A FEW YEARS AGO, I was in New York City interviewing a musician who was also director of an independent theater company based in Manhattan. I thought he had the life. Part of me has always fantasized about living in the city, which is sort of my ancestral home, even though I’ve spent very little time actually living within the confines of the five boroughs.

As we sat down in his cramped office in a building located smack in midtown,
where outside the energy and vitality of the city swirled around us, my interlocutor gave me a long, hard look, and said, “How did you do it?”

“Do what?” I replied.

“How did you wind up having it all—living in the most beautiful place in the world and finding a great job?”

My interviewee was familiar with the Berkshires, having done some work at the Williamstown Theatre Festival and at Tanglewood. To him, this place was nirvana. Even for a creative type who has to live somewhere that can provide enough working opportunities to support a growing family (he had a wife and three children at the time)—somewhere, for example, like New York—even for a New York native whose very name, accent, and manner had his hometown written all over them, to my friend, I had it over him in spades, because I was in the Berkshires and he was not.

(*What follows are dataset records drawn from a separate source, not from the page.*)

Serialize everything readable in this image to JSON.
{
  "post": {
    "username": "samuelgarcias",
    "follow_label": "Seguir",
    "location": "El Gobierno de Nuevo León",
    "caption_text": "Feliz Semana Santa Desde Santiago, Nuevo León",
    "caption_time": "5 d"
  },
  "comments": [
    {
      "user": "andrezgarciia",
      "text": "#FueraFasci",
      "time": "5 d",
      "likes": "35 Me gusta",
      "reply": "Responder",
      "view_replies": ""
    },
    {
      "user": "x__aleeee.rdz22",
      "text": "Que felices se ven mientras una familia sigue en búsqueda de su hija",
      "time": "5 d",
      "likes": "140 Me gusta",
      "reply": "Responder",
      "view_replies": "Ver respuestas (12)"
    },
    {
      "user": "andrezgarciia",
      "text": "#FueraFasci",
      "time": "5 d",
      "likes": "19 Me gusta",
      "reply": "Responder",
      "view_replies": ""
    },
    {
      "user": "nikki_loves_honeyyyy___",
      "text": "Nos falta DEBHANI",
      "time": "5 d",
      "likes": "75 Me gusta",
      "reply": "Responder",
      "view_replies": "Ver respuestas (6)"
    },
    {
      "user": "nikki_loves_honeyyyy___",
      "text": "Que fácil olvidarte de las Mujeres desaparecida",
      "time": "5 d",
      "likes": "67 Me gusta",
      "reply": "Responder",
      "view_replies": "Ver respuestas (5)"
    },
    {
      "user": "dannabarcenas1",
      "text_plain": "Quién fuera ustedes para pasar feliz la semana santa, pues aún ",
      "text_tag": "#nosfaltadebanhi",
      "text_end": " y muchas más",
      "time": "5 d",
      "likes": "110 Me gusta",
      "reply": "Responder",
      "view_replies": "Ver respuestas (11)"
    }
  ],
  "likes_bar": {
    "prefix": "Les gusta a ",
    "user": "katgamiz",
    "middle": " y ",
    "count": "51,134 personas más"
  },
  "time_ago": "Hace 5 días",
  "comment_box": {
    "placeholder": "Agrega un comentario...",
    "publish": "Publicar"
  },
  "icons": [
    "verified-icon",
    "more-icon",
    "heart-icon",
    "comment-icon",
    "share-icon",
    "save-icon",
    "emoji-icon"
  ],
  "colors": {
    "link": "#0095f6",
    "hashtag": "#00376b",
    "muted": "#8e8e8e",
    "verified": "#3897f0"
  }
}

It’s a truism that the grass is always greener, but in this case, it’s actually wrong: the grass is always greener on our side. It’s just that sometimes—as in my case, when I have moments of longing for the excitement of life in the concrete metropolis—we can lose sight of that. But then we meet someone who seemingly has it all—or, if not all, who seemingly has what we think we want—and he reflects back at us a mirror-view of reality. Or to put it another way, drawing on another cliché, “beauty is in the eye of the beholder.”

All these thoughts come to mind as the summer cultural season is nigh upon us, and not only are we once again faced with an impossible surplus of things to do, but we actually become the focus of attention in the arts and culture sections of the New York Times, the Wall Street Journal, the Boston Globe, and other regional and national periodicals that view the Berkshires as a summer cultural paradise. And with all that attention comes the desire of thousands of weekenders and visitors to share in our bounty. So on behalf of Berkshire Living and the greater community, I’d like to take this opportunity to welcome you all here for what promises to be a banner season, as we outline in these pages and will continue to cover in subsequent issues of Berkshire Living throughout the summer and all year-round.